Açıklamada, 'Bu çerçevede Türkiye, Avrupa Parlamentosu'nu ve AB ülkelerini, Suriye'de 7 yıldır süregiden krizin sona erdirilmesi ve sahada çatışmaların durdurulması yönünde sorumluluk üstlenmeye ve gerçek anlamda katkıda bulunmaya davet etmektedir' denildi.
AP Genel Kurul oturumunda dün kabul edilen tasarıda, Türkiye'ye Afrin'e yönelik Zeytin Dalı Harekatı'nı durdurması çağrısında bulunularak harekatın sivilleri tehdit ettiği savunulmuştu. Afrin'de yükselen tansiyondan endişe duyulduğu belirtilen kararda, Türkiye'nin Afrin'den askerlerini çekmesi ve yapıcı rol oynaması çağrısı yapılmıştı. Kararda, 'Afrin?den sivil kayıp haberleri geldiği' iddia edilerek 'Birleşmiş Milletler tarafından terör örgütü olarak tanımlanmış grupların yenilgiye bahis siteleri uğratılmasına yoğunlaşılması' istenmişti.
Avrupa'nın mülteci karnesi
Suriye'de yaşanan iç savaş ve insanlık dramında 3 milyonu aşan sığınmacıya kucak açan Türkiye'nin yanında Avrupa'nın mülteci karnesi de tarihe umut vaadeder nitelikte geçmedi.
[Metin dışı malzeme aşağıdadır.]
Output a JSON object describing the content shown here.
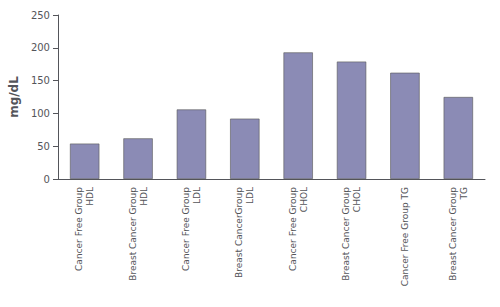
{
  "chart_data": {
    "type": "bar",
    "categories": [
      "Cancer Free Group\nHDL",
      "Breast Cancer Group\nHDL",
      "Cancer Free Group\nLDL",
      "Breast CancerGroup\nLDL",
      "Cancer Free Group\nCHOL",
      "Breast Cancer Group\nCHOL",
      "Cancer Free Group TG",
      "Breast Cancer Group\nTG"
    ],
    "values": [
      54,
      62,
      106,
      92,
      193,
      179,
      162,
      125
    ],
    "color": "#8b8bb5",
    "ylabel": "mg/dL",
    "ylim": [
      0,
      250
    ],
    "yticks": [
      0,
      50,
      100,
      150,
      200,
      250
    ],
    "grid": false
  }
}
Yalnızca 2014'te 230 bin kişi Akdeniz üzerinden kaçak olarak Avrupa Birliği (AB) topraklarına giriş yaptı. Kaçak göçmenlerin 3 bin 500'e yakını ise göçmenlik yolunda hayatını kaybetti. Yine 2015'te ölen mülteci sayısı 700'ü bulmuştu. Avrupa ülkeleri, sığınma hakkını yasal yollardan arayamayan mülteciler için kapılarını sıkı sıkıya kapatırken kaçak yollardan AB'ye gitmeye çalışan mültecilerin ölü bedenleri Akdeniz'de dünyaya adeta ağır bir insanlık dersi vermişti.
Binlerce 'Melekten' sadece biriydi
Al-Jazeera'nın kayıtlara geçtiği 7 yaşında Yunanistan'a ulaşan Melek'in sözleri onlarca Melek'lerden sadece biriydi. Melek konuşmasında:
?Biz buraya botla geldik, çok büyüktü. İlk gördüğümde korktum. Bot biraz hareket ettiğinde, sular içine girdi. İlerledikçe daha da çok su bizi ıslattı. Biz acı çektik çünkü tüm sahip olduklarımızı suya attılar ve biz ölmek üzereydik, annem ve ben. Ama sonunda ışık bize vurdu ve bizi kıyıya götürdüler. Sonra yakıtımız bitti, böylece balıkçılar bizi sahile doğru götürdü. Kıyıya vardığımızda plastik botumuzu patlattık, can yeleklerimizi attık ve dağlara doğru yürümeye başladık. Evet Suriye'ye gitmeyi çok istiyorum, ama nasıl gideceğim? Bütün arkadaşlarımın buraya gelebilmesini isterdim, ancak kimse kalmadı. Orada birçok arkadaşımı bıraktım, benim çok arkadaşım var. Orada mutluydum. Allah izin verirse, biz yeniden eskisi gibi oraya gideceğiz. İnşallah Suriye eskiden olduğu gibi olacak? diyordu.
Avrupa'nın mülteci ve terör algısı tartışılmaya devam ederken, Türkiye gibi milyonlarca sığınmacıya ev sahipliği yapan ülkenin, sınır güvenliği noktasında başlattığı 'Afrin Zeytin Dalı Harekatı' akıllara durgunluk verir nitelikte oldu.